POD=$(kubectl -n monitoring get pod -l app.kubernetes.io/name=grafana -o jsonpath='{.items[0].metadata.name}')

# Why is the grafana container exiting?
kubectl -n monitoring logs $POD -c grafana --previous --tail=200

# Pod-level events:
kubectl -n monitoring describe pod $POD | tail -40

Read the previous container logs, because the live container is in backoff and has no logs of its own.

Common patterns:

Log signature	Likely cause	See
`pq: no pg_hba.conf entry for host ...`	Postgres rejecting the new source IP	pg_hba runbook
`dial tcp <postgres-ip>:5432: i/o timeout`	Network reachability, firewall, or Postgres down	check `nc -vz <ip> 5432`, `ssh` and `systemctl status postgresql@16-main`
`Error parsing config file ... grafana.ini`	ConfigMap rolled out by Reloader has a typo	`kubectl -n monitoring describe cm kube-prometheus-stack-grafana` and revert in Git
`failed to load plugin`	`GF_INSTALL_PLUGINS` references a plugin that is no longer compatible with the Grafana image version	pin the plugin or upgrade Grafana

Fix¶

Once the underlying cause is fixed, kick the pod to skip the backoff window:

kubectl delete pod -n monitoring \
  -l app.kubernetes.io/name=grafana
kubectl wait pod -n monitoring \
  -l app.kubernetes.io/name=grafana --for=condition=Ready --timeout=120s

Note on the ConfigMap being ArgoCD-managed¶

kube-prometheus-stack-grafana is reconciled by ArgoCD. Editing the ConfigMap in-cluster will be reverted on next sync.

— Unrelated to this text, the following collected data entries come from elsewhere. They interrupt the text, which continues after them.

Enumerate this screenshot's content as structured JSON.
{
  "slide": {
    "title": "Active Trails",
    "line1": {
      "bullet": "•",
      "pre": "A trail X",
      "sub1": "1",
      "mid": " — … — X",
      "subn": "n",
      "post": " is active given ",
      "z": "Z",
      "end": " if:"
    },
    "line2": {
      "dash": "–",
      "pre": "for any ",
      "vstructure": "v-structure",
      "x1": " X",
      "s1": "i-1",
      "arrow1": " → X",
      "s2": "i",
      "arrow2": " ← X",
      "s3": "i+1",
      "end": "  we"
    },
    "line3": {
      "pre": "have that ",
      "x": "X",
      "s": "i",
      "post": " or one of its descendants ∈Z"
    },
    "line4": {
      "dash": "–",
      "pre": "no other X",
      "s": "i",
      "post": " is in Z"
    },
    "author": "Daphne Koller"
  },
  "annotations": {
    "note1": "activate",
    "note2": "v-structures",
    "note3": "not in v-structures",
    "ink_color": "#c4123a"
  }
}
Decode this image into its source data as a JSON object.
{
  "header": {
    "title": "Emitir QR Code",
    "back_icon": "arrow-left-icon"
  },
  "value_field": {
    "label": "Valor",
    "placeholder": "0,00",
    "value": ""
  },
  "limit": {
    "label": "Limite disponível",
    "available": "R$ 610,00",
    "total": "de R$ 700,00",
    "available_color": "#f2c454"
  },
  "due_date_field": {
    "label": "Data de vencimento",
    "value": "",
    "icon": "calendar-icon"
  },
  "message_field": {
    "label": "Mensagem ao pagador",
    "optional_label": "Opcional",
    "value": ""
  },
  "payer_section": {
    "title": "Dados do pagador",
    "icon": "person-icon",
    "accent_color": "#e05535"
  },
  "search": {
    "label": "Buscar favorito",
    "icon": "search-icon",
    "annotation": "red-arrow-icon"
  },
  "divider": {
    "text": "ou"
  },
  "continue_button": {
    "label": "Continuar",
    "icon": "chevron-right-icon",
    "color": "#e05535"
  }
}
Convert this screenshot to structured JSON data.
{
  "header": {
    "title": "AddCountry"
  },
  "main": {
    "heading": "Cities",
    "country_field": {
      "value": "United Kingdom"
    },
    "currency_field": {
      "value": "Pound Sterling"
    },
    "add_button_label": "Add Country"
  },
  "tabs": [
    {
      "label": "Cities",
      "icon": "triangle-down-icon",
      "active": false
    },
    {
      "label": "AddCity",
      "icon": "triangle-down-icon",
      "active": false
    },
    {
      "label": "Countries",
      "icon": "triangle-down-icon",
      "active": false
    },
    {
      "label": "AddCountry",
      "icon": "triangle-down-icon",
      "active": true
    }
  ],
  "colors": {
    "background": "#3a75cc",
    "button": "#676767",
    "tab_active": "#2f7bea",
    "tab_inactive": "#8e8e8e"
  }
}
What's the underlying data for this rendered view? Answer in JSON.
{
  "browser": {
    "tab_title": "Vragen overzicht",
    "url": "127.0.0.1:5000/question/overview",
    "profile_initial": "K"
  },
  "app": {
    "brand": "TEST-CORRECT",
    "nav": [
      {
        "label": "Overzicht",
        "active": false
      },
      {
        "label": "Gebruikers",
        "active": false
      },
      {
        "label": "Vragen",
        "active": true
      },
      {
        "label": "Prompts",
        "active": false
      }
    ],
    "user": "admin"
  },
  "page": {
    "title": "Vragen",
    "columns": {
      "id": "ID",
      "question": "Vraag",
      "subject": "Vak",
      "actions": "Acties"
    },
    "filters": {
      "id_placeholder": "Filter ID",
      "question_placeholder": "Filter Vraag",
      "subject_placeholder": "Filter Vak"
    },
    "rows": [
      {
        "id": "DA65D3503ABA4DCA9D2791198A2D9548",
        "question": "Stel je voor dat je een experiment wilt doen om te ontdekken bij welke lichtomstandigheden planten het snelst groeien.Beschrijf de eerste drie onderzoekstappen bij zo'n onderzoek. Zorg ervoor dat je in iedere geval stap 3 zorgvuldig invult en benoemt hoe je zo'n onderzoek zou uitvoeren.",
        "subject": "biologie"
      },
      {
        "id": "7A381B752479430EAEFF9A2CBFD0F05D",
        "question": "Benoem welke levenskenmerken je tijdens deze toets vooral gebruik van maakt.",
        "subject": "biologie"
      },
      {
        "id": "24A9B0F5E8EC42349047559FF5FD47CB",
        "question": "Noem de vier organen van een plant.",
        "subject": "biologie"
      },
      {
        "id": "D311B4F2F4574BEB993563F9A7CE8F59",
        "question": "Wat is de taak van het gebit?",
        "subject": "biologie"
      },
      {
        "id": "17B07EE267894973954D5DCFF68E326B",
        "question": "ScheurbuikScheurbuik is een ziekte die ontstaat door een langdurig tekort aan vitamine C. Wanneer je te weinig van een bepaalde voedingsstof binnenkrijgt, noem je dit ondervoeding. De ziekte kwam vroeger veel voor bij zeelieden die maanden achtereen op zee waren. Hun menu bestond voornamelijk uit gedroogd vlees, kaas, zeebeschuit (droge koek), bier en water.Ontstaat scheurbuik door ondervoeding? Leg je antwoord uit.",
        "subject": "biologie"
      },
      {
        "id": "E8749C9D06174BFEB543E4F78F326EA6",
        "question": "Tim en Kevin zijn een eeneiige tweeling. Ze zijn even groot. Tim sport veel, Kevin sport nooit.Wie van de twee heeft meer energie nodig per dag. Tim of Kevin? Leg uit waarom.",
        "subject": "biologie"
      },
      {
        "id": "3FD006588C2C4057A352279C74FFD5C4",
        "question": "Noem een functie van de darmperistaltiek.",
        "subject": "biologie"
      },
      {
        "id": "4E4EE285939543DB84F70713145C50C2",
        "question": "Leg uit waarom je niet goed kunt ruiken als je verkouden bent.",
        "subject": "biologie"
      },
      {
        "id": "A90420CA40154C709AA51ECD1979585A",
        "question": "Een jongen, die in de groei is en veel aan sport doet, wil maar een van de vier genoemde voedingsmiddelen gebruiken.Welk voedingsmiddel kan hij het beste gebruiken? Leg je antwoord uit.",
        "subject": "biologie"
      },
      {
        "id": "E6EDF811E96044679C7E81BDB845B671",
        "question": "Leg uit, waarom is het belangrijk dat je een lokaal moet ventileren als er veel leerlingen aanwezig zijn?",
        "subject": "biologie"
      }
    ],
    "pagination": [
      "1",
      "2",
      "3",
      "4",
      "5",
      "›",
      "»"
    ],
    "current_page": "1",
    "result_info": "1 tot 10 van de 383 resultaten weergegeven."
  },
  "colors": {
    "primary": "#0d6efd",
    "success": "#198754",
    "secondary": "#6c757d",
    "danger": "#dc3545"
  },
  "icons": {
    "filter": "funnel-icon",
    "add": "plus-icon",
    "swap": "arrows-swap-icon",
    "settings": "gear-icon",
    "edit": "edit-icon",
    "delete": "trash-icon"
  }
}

If the fix is a config change, do it in the Helm values in Git and let ArgoCD apply it. Direct kubectl edit is fine only as a temporary mitigation, and you should pause the ArgoCD app before doing so:

argocd app set kube-prometheus-stack --sync-policy none
# ... edit ...
# put the same change in Git, then:
argocd app set kube-prometheus-stack --sync-policy automated
argocd app sync kube-prometheus-stack

Reloader interaction¶

The pod has reloader.stakater.com/auto: "true". Any change to the ConfigMap or the linked Secret (grafana-secrets, kube-prometheus-stack-grafana) will trigger a rollout. If Grafana started crashing right after a quiet ConfigMap or Secret change, that is your trigger window.